VAT reduction on foodstuffs under fire
The VAT reduction on basic foodstuffs is controversial because of the risk that it will have a very limited impact on consumers’ pockets and end up widening the commercial margins of distribution chains. Given the precarious situation of many families, some experts believe it would be preferable to extend direct aid.
Faced with the rising cost of the shopping basket, one of the Spanish government’s latest decisions in 2022 was to reduce VAT on a large proportion of staple foods over the next few months.
The measure provides for the abolition of this tax on a series of basic products to which the “super-reduced” rate of 4% was applied: bread, bread flour, milk, cheese and eggs, as well as fruit, vegetables, pulses, tubers and cereals. VAT on pasta and olive and seed oils is also reduced from 10% to 5%.
These tax cuts are expected to remain in force until 30 June, although if the year-on-year rate of core inflation (excluding energy and unprocessed food) in March is below 5.5%, they will end on 1 May.
A controversial measure
Theoretically the initiative should serve to alleviate the economy of many families, especially those on low incomes, but there are critical voices that question both its scope and its effectiveness.
The Organisation of Consumers and Users (OCU) considers this reduction to be insufficient. According to this organisation, it should have included “other foods that are also necessary, such as fresh meat or fish”, which will maintain the 10% VAT rate. In addition, the OCU calls for this measure to be applied above all to foods with “a healthier nutritional profile”, such as wholemeal bread.
For its part, the consumer organisation Facua reported to the National Markets and Competition Commission (CNMC) that seven distribution chains had not correctly passed on the VAT reduction in the first week of application. The percentage of irregularities was particularly high in Dia (17%), Carrefour (10%) and Eroski (9%).
More profits for retail chains?
Although the government’s decree-law obliges the tax reduction to be passed on to consumers, one of the great fears is that the distribution chains will take advantage of the VAT reduction to increase their profit margins.
It should be borne in mind that the year-on-year CPI for food stood at 15.3% in November, well above the general CPI. Moreover, December is usually a month when food prices tend to rebound. Therefore, the natural drop in prices that many foodstuffs experience every year in January could be used to justify the application of the VAT reduction.
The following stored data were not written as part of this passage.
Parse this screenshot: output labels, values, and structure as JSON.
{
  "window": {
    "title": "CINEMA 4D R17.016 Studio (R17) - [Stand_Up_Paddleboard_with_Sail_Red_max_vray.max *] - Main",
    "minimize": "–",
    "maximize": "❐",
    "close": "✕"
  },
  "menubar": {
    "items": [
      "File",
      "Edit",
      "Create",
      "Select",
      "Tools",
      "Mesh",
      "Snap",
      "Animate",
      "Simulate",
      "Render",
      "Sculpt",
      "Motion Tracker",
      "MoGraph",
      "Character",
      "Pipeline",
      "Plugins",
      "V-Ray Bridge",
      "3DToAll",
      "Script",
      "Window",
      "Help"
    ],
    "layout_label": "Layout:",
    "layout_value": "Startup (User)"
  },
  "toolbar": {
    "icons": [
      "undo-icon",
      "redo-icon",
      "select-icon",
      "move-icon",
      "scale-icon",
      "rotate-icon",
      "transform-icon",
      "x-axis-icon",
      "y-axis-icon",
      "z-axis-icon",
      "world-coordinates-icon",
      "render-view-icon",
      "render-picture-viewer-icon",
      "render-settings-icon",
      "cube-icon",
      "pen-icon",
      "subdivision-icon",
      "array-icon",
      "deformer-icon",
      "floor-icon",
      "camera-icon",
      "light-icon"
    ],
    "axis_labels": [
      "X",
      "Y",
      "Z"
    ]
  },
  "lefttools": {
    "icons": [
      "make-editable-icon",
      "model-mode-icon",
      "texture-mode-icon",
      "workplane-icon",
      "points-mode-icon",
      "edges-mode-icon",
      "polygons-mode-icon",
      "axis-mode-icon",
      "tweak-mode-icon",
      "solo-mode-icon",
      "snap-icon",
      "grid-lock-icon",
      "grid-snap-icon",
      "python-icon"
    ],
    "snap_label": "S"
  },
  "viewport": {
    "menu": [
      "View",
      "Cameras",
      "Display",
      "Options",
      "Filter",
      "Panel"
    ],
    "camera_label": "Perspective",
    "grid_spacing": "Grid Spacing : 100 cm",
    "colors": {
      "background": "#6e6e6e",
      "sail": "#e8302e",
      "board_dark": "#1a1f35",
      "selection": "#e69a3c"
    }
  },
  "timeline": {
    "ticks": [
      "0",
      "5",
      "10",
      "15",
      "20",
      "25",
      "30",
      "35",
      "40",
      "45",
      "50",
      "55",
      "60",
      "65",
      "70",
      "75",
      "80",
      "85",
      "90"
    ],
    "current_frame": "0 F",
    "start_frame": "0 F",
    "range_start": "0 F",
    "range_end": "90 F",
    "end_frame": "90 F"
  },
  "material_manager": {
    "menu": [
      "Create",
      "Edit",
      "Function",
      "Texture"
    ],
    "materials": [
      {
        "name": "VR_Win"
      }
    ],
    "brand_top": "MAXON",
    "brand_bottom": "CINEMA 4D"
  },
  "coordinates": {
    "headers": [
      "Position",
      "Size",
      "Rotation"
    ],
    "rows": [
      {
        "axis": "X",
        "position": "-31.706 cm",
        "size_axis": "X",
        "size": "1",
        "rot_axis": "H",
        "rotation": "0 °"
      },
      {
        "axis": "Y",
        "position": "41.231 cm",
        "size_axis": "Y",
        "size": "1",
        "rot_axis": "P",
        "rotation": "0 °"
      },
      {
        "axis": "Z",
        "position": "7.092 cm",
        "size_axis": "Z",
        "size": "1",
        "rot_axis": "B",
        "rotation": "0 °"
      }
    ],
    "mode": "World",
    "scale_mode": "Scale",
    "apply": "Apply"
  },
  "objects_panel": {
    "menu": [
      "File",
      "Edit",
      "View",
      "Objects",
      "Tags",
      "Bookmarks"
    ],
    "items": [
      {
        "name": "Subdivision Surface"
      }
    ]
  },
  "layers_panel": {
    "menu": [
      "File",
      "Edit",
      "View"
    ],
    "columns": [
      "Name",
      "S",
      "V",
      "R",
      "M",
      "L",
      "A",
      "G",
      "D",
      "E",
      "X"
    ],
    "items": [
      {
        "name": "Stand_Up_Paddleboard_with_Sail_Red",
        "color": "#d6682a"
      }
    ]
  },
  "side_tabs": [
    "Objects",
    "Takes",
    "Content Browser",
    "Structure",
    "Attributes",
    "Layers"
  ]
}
Faced with this possibility, both Facua and the OCU have called for more controls to avoid non-compliance. In this regard, Nadia Calviño, First Vice-President and Minister for Economic Affairs and Digital Transformation, has warned that the CNMC will ensure the application of the reduction. However, to date it has not been specified how this control will be carried out, nor the possible sanctions.
Little proven effectiveness
The tax technicians’ union, Gestha, considers this VAT rebate to be “ineffective” in the fight against inflation. According to its calculations, the impact on the price of the shopping basket will be hardly noticeable: the reduction of VAT from 4 % to 0 % will save on average 3.85 euros for every 100 euros of purchase, while the reduction from 10 % to 5 % on oil will mean a saving of 1.36 euros for every 25 euros of purchase of this product.
Members of the Catalan Association of Economists also see these types of measures as ineffective in combating inflation, as shown in the Association’s autumn Economic Situation survey. Only 28% of its members rate tax measures aimed at companies and families, such as the reduction in VAT on foodstuffs, positively. Temporary taxes on energy companies (60%), large fortunes (59%) and banks (54%) are much better viewed.
On the other hand, some experts point out that it would have been preferable to use the 661 million euros that the VAT reduction on food will cost to extend the 200 euro cheque that the Spanish government will grant to low-income families. Around eight million people with incomes of up to 27,000 euros will be able to benefit from this direct aid to compensate for the increase in prices.